Attention must also be given to Section 43, which actually deals with the recognition and
enforcement of non-New York convention awards. Unlike Section 42, this section gives
consideration and attends to the recognition of non-New York Convention awards, which
must be in accordance with the procedural rules to be promulgated by the Supreme Court.
However, the provision refers to international comity and reciprocity as grounds for the
recognition of such awards.
Another provision worth discussing is Section 44, which distinguishes a foreign arbitral
award from a foreign judgment. It is widely known that foreign judgments are generally
not enforceable in other jurisdictions except in cases of reciprocity and comity. On the
other hand, arbitral awards are more readily enforceable. The law provides that a party
applying for the enforcement of the arbitral award only needs to file with the Regional Trial
Court the original or duly authenticated copy of the award and the arbitration agreement.
The law also provides that a foreign arbitral award, when confirmed by the RTC, shall be
enforced in the same manner as final and executory decisions of courts of law of the
Philippines.
Indeed, this provision highlights the rationale why arbitration is considered the preferred
alternative in the international setting.

CONCLUSION

The enactment of the Alternative Dispute Resolution Act of 2004 (Republic Act No. 9285),
adopting the provisions of the Model Law, has paved the way to make Philippines one of
the international commercial arbitration in Asia. The law was indeed adopted not only to
address the perennial problems besetting the Philippines courts system like the clogged
court dockets, slow-paced litigation process, and costly litigation, but also to adjudicate
international disputes arising from the increasing number of international commercial
transactions.

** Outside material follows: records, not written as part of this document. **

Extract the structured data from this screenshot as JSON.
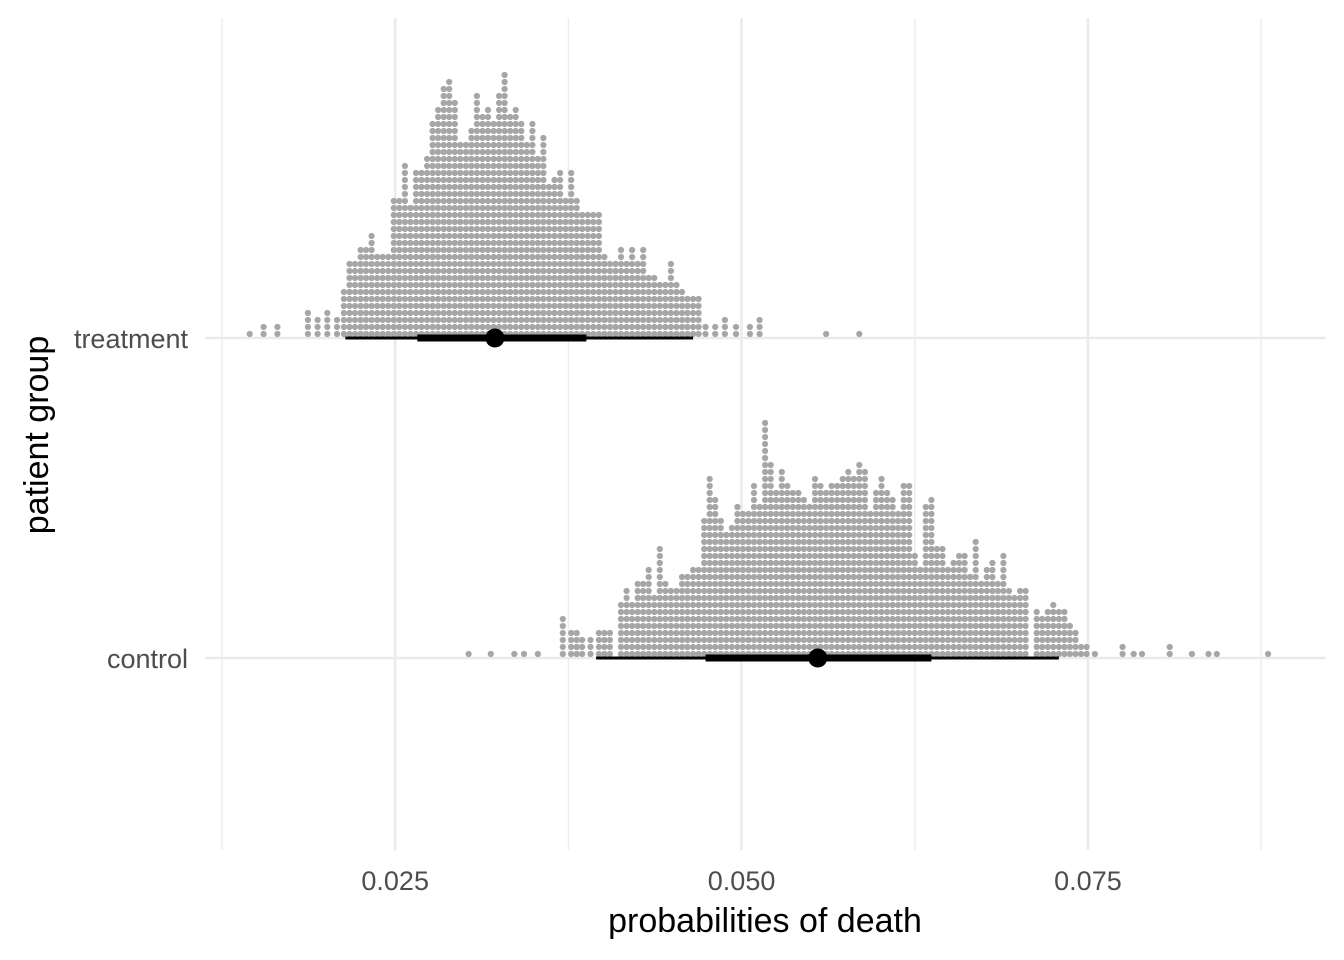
{
  "chart_data": {
    "type": "dotplot",
    "xlabel": "probabilities of death",
    "ylabel": "patient group",
    "xlim": [
      0.0125,
      0.0885
    ],
    "x_ticks": [
      0.025,
      0.05,
      0.075
    ],
    "x_tick_labels": [
      "0.025",
      "0.050",
      "0.075"
    ],
    "categories": [
      "treatment",
      "control"
    ],
    "grid": true,
    "colors": {
      "dots": "#a6a6a6",
      "interval": "#000000",
      "grid": "#ebebeb"
    },
    "series": [
      {
        "name": "treatment",
        "point": 0.0322,
        "interval_66": [
          0.0266,
          0.0388
        ],
        "interval_95": [
          0.0214,
          0.0465
        ],
        "bin_width": 0.00033,
        "bins": [
          [
            0.0145,
            1
          ],
          [
            0.0155,
            2
          ],
          [
            0.0165,
            2
          ],
          [
            0.0187,
            4
          ],
          [
            0.0194,
            3
          ],
          [
            0.0201,
            4
          ],
          [
            0.0208,
            3
          ],
          [
            0.0213,
            7
          ],
          [
            0.0217,
            11
          ],
          [
            0.0221,
            11
          ],
          [
            0.0225,
            13
          ],
          [
            0.0229,
            13
          ],
          [
            0.0233,
            15
          ],
          [
            0.0237,
            12
          ],
          [
            0.0241,
            12
          ],
          [
            0.0245,
            12
          ],
          [
            0.0249,
            20
          ],
          [
            0.0253,
            20
          ],
          [
            0.0257,
            25
          ],
          [
            0.0261,
            19
          ],
          [
            0.0265,
            24
          ],
          [
            0.0269,
            24
          ],
          [
            0.0273,
            26
          ],
          [
            0.0277,
            31
          ],
          [
            0.0281,
            33
          ],
          [
            0.0285,
            36
          ],
          [
            0.0289,
            37
          ],
          [
            0.0293,
            34
          ],
          [
            0.0297,
            28
          ],
          [
            0.0301,
            28
          ],
          [
            0.0305,
            30
          ],
          [
            0.0309,
            35
          ],
          [
            0.0313,
            32
          ],
          [
            0.0317,
            33
          ],
          [
            0.0321,
            31
          ],
          [
            0.0325,
            35
          ],
          [
            0.0329,
            38
          ],
          [
            0.0333,
            32
          ],
          [
            0.0337,
            33
          ],
          [
            0.0341,
            31
          ],
          [
            0.0345,
            28
          ],
          [
            0.0349,
            31
          ],
          [
            0.0353,
            26
          ],
          [
            0.0357,
            29
          ],
          [
            0.0361,
            22
          ],
          [
            0.0365,
            23
          ],
          [
            0.0369,
            24
          ],
          [
            0.0373,
            20
          ],
          [
            0.0377,
            24
          ],
          [
            0.0381,
            20
          ],
          [
            0.0385,
            18
          ],
          [
            0.0389,
            18
          ],
          [
            0.0393,
            18
          ],
          [
            0.0397,
            18
          ],
          [
            0.0401,
            12
          ],
          [
            0.0405,
            11
          ],
          [
            0.0409,
            11
          ],
          [
            0.0413,
            13
          ],
          [
            0.0417,
            11
          ],
          [
            0.0421,
            13
          ],
          [
            0.0425,
            11
          ],
          [
            0.0429,
            13
          ],
          [
            0.0433,
            9
          ],
          [
            0.0437,
            9
          ],
          [
            0.0441,
            8
          ],
          [
            0.0445,
            8
          ],
          [
            0.0449,
            11
          ],
          [
            0.0453,
            8
          ],
          [
            0.0457,
            7
          ],
          [
            0.0461,
            6
          ],
          [
            0.0465,
            6
          ],
          [
            0.0469,
            6
          ],
          [
            0.0474,
            2
          ],
          [
            0.0481,
            2
          ],
          [
            0.0488,
            3
          ],
          [
            0.0496,
            2
          ],
          [
            0.0506,
            2
          ],
          [
            0.0513,
            3
          ],
          [
            0.0561,
            1
          ],
          [
            0.0585,
            1
          ]
        ]
      },
      {
        "name": "control",
        "point": 0.0555,
        "interval_66": [
          0.0474,
          0.0637
        ],
        "interval_95": [
          0.0395,
          0.0729
        ],
        "bin_width": 0.00033,
        "bins": [
          [
            0.0303,
            1
          ],
          [
            0.0319,
            1
          ],
          [
            0.0336,
            1
          ],
          [
            0.0343,
            1
          ],
          [
            0.0353,
            1
          ],
          [
            0.0371,
            6
          ],
          [
            0.0377,
            4
          ],
          [
            0.0381,
            4
          ],
          [
            0.0385,
            3
          ],
          [
            0.0391,
            3
          ],
          [
            0.0397,
            4
          ],
          [
            0.0401,
            4
          ],
          [
            0.0405,
            4
          ],
          [
            0.0413,
            8
          ],
          [
            0.0417,
            10
          ],
          [
            0.0421,
            8
          ],
          [
            0.0425,
            11
          ],
          [
            0.0429,
            11
          ],
          [
            0.0433,
            13
          ],
          [
            0.0437,
            9
          ],
          [
            0.0441,
            16
          ],
          [
            0.0445,
            11
          ],
          [
            0.0449,
            10
          ],
          [
            0.0453,
            10
          ],
          [
            0.0457,
            12
          ],
          [
            0.0461,
            12
          ],
          [
            0.0465,
            13
          ],
          [
            0.0469,
            13
          ],
          [
            0.0473,
            20
          ],
          [
            0.0477,
            26
          ],
          [
            0.0481,
            23
          ],
          [
            0.0485,
            20
          ],
          [
            0.0489,
            18
          ],
          [
            0.0493,
            19
          ],
          [
            0.0497,
            22
          ],
          [
            0.0501,
            21
          ],
          [
            0.0505,
            21
          ],
          [
            0.0509,
            25
          ],
          [
            0.0513,
            22
          ],
          [
            0.0517,
            34
          ],
          [
            0.0521,
            28
          ],
          [
            0.0525,
            24
          ],
          [
            0.0529,
            27
          ],
          [
            0.0533,
            25
          ],
          [
            0.0537,
            24
          ],
          [
            0.0541,
            24
          ],
          [
            0.0545,
            23
          ],
          [
            0.0549,
            22
          ],
          [
            0.0553,
            26
          ],
          [
            0.0557,
            25
          ],
          [
            0.0561,
            24
          ],
          [
            0.0565,
            25
          ],
          [
            0.0569,
            25
          ],
          [
            0.0573,
            26
          ],
          [
            0.0577,
            27
          ],
          [
            0.0581,
            26
          ],
          [
            0.0585,
            28
          ],
          [
            0.0589,
            27
          ],
          [
            0.0593,
            21
          ],
          [
            0.0597,
            24
          ],
          [
            0.0601,
            26
          ],
          [
            0.0605,
            24
          ],
          [
            0.0609,
            23
          ],
          [
            0.0613,
            21
          ],
          [
            0.0617,
            25
          ],
          [
            0.0621,
            25
          ],
          [
            0.0625,
            15
          ],
          [
            0.0629,
            13
          ],
          [
            0.0633,
            22
          ],
          [
            0.0637,
            23
          ],
          [
            0.0641,
            16
          ],
          [
            0.0645,
            16
          ],
          [
            0.0649,
            13
          ],
          [
            0.0653,
            14
          ],
          [
            0.0657,
            15
          ],
          [
            0.0661,
            15
          ],
          [
            0.0665,
            12
          ],
          [
            0.0669,
            17
          ],
          [
            0.0673,
            11
          ],
          [
            0.0677,
            13
          ],
          [
            0.0681,
            14
          ],
          [
            0.0685,
            11
          ],
          [
            0.0689,
            15
          ],
          [
            0.0693,
            10
          ],
          [
            0.0697,
            9
          ],
          [
            0.0701,
            10
          ],
          [
            0.0705,
            10
          ],
          [
            0.0713,
            7
          ],
          [
            0.0717,
            6
          ],
          [
            0.0721,
            7
          ],
          [
            0.0725,
            8
          ],
          [
            0.0729,
            7
          ],
          [
            0.0733,
            7
          ],
          [
            0.0737,
            5
          ],
          [
            0.0741,
            4
          ],
          [
            0.0745,
            2
          ],
          [
            0.0749,
            2
          ],
          [
            0.0755,
            1
          ],
          [
            0.0775,
            2
          ],
          [
            0.0783,
            1
          ],
          [
            0.0789,
            1
          ],
          [
            0.0809,
            2
          ],
          [
            0.0825,
            1
          ],
          [
            0.0837,
            1
          ],
          [
            0.0843,
            1
          ],
          [
            0.088,
            1
          ]
        ]
      }
    ]
  }
}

More importantly, the law was adopted to pave the way for transacting
parties to make their own arrangements in settling their disputes without seeking the
intervention of the courts.
Indeed, the ADR Law has made promises and being a relatively new law, with its
Implementing Rules and Regulation promulgated in the late 2000s, there is more to expect
in its implementation by competent and credible arbitrators and arbitration institutions
and in the interpretation of its provisions by the Supreme Court. Indeed, its
implementation is still in its initial stage.
There is a need to introduce arbitration to the general public as an alternative method of
dispute resolution. Millions of Filipinos may, until now, have little awareness of arbitration
as an alternative method of dispute resolution. And that is the reason why every time they
engage in a dispute, it is almost automatic to them to file a case in court. Thus, efforts
must be made to make it well-known and widely-practiced.
To encourage foreign parties to resort to arbitration in the Philippines, the courts must
provide minimal assistance to the arbitration proceedings. Unbridled intervention of the
courts in arbitration proceedings will consequently prevent parties from resorting to
arbitration and preclude foreign parties from choosing the Philippines as venue for
arbitration.
Finally, as an international commercial arbitration center, Philippines has long way to go.
Efforts must be exerted by the government to improve the image of the Philippines and to
promote it as the seat of international commercial arbitration in Asia. The government
must show that Philippines is highly conducive to international commercial arbitration by
showing to them that Philippines highly values transparency, neutrality and impartiality,
and independence of judgment, and that only competent, conscientious and credible
arbitrators are appointed to handle arbitration proceedings.
Singapore and Hongkong may be ahead for now, but once the ADR centers in the
Philippines have been fully equipped, who knows Philippines might be the premiere center
for international commercial arbitration not only in Asia but also of the world?